Fed to force banks to follow tougher capital rules

Published: 03 July 2013
The Federal Reserve warned US banks to expect a new raft of regulations on top of the Basel III capital regime it implemented on Tuesday.

At a board meeting in Washington, Fed officials led by chairman Ben Bernanke agreed to force banks to abide by the new, tougher international Basel III standards from January. But Daniel Tarullo, the Fed governor in charge of regulation, outlined further plans to force the largest banks to sacrifice profits in the name of safety. They include proposals to force banks to hold a higher level of equity against total assets and capital charges targeted at banks most exposed to short-term wholesale funding.

Officials have previously mentioned the ideas in speeches but not as firm policy goals.

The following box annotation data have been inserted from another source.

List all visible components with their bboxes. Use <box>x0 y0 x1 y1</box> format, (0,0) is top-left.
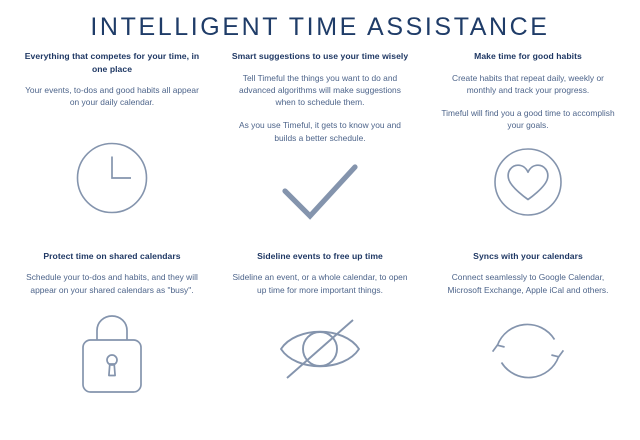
feature-text-block: Syncs with your calendars Connect seamle… <box>440 250 616 296</box>
heart-in-circle-icon <box>492 146 564 218</box>
feature-text-block: Sideline events to free up time Sideline… <box>232 250 408 296</box>
checkmark-icon <box>280 158 360 222</box>
eye-slash-icon <box>276 314 364 386</box>
page-title: INTELLIGENT TIME ASSISTANCE <box>0 0 640 42</box>
feature-text-block: Smart suggestions to use your time wisel… <box>232 50 408 144</box>
feature-card-protect-time: Protect time on shared calendars Schedul… <box>8 250 216 394</box>
feature-paragraph: Your events, to-dos and good habits all … <box>24 84 200 109</box>
feature-icon-slot <box>276 314 364 394</box>
feature-icon-slot <box>492 146 564 232</box>
feature-icon-slot <box>491 314 565 394</box>
feature-card-smart-suggestions: Smart suggestions to use your time wisel… <box>216 50 424 244</box>
feature-row-bottom: Protect time on shared calendars Schedul… <box>0 250 640 394</box>
feature-paragraph: As you use Timeful, it gets to know you … <box>232 119 408 144</box>
feature-paragraph: Create habits that repeat daily, weekly … <box>440 72 616 97</box>
sync-arrows-icon <box>491 314 565 388</box>
feature-heading: Make time for good habits <box>474 50 582 63</box>
feature-card-good-habits: Make time for good habits Create habits … <box>424 50 632 244</box>
feature-card-everything-competes: Everything that competes for your time, … <box>8 50 216 244</box>
feature-paragraph: Connect seamlessly to Google Calendar, M… <box>440 271 616 296</box>
feature-text-block: Make time for good habits Create habits … <box>440 50 616 132</box>
feature-text-block: Protect time on shared calendars Schedul… <box>24 250 200 296</box>
feature-text-block: Everything that competes for your time, … <box>22 50 202 126</box>
marketing-feature-page: INTELLIGENT TIME ASSISTANCE Everything t… <box>0 0 640 440</box>
feature-paragraph: Tell Timeful the things you want to do a… <box>232 72 408 109</box>
feature-paragraph: Sideline an event, or a whole calendar, … <box>232 271 408 296</box>
clock-icon <box>74 140 150 216</box>
feature-heading: Sideline events to free up time <box>257 250 383 263</box>
feature-heading: Everything that competes for your time, … <box>22 50 202 75</box>
feature-paragraph: Timeful will find you a good time to acc… <box>440 107 616 132</box>
feature-heading: Protect time on shared calendars <box>43 250 180 263</box>
feature-card-syncs-calendars: Syncs with your calendars Connect seamle… <box>424 250 632 394</box>
feature-heading: Smart suggestions to use your time wisel… <box>232 50 408 63</box>
feature-card-sideline-events: Sideline events to free up time Sideline… <box>216 250 424 394</box>
feature-icon-slot <box>280 158 360 244</box>
feature-heading: Syncs with your calendars <box>473 250 583 263</box>
padlock-icon <box>79 314 145 396</box>
feature-paragraph: Schedule your to-dos and habits, and the… <box>24 271 200 296</box>
feature-row-top: Everything that competes for your time, … <box>0 50 640 244</box>
feature-icon-slot <box>74 140 150 226</box>
feature-icon-slot <box>79 314 145 394</box>
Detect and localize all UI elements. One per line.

Tarullo said the Fed was “very close” to unveiling a plan to place a tougher cap on leverage for US banks - favoured by some policy makers as a blunter tool that is harder for the industry to evade than risk-based capital - complaining that the international leverage ratio was "set too low".

By requiring US banks to start following the Basel III rules on capital, Fed officials hope to neutralise complaints from European regulators and politicians about slow adoption of the rules. The US has been pressured by policy makers ranging from Angela Merkel, the German chancellor, and Michel Barnier, the European commissioner, to implement the global Basel III standards, designed to make banks more resilient in a crisis.